Impact of crustal evolution on changes of the seismic properties of the uppermost ocean crust

Abstract

One of the most important observations of oceanic crustal evolution is that the uppermost part of the igneous crust, layer 2A, appears to thin and eventually disappear as its seismic velocity doubles from approximately 2.2 to 4.5 km s−1 in the first 40 m.y. The most likely cause is decreasing porosity in extruded basalts that compose the uppermost igneous crust by filling cracks with hydrothermally generated minerals, a by‐product of off‐axis hydrothermal circulation and alteration of basalts. New insights from two recent papers on crustal hydrothermal circulation patterns and modeling of the effects of crack geometry distributions upon seismic velocities provide guidance to relate filling of cracks within the basement to seismic velocity increases. A qualitative model of layer 2A crustal evolution is outlined that satisfies many geophysical and geochemical observations, some seemingly unrelated. Somewhat surprisingly, the crustal age at which layer 2A seismic velocities reach their maximum value is primarily controlled by the integrated permeability of the overlying sediment, which in turn, controls the hydrologic regime necessary for secondary mineral precipitation.
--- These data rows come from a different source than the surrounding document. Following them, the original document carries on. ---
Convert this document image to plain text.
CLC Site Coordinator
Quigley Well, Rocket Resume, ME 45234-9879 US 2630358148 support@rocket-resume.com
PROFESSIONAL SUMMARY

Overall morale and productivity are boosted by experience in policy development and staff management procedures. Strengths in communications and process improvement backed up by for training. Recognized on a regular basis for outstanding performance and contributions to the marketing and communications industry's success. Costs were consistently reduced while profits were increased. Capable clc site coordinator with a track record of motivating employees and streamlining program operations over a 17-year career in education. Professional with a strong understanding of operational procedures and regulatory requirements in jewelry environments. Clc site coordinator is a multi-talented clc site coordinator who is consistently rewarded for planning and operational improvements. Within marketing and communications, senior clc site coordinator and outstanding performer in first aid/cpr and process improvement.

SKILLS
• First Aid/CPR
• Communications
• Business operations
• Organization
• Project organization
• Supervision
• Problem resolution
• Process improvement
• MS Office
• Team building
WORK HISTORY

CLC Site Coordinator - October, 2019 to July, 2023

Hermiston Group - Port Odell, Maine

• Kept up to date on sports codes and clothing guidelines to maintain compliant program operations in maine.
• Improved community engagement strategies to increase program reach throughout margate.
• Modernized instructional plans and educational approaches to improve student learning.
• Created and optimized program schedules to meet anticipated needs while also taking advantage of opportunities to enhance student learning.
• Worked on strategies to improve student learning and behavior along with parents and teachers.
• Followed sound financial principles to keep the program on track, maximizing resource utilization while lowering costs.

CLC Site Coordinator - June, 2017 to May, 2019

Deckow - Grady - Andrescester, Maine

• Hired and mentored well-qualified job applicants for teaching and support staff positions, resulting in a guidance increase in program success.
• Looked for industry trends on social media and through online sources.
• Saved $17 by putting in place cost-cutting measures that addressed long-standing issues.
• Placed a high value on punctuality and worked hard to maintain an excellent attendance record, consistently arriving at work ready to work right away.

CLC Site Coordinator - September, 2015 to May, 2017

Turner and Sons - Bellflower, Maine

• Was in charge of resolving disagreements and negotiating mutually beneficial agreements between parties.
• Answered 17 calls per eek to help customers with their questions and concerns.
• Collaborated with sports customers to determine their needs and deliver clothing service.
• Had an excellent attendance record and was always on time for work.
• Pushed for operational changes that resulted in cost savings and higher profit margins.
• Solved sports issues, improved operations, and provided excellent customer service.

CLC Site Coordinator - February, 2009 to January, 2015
Speculative predictions can be used to verify, refine, or invalidate this dynamic model of crustal evolution. Major scientific and technical obstacles must be overcome before a definitive model can be quantified. With such a rigorous model of crustal upper crustal evolution in hand, remote geophysical sensing tools can begin to fulfill the promise of interpreting the physical state, composition, and past history of oceanic crust.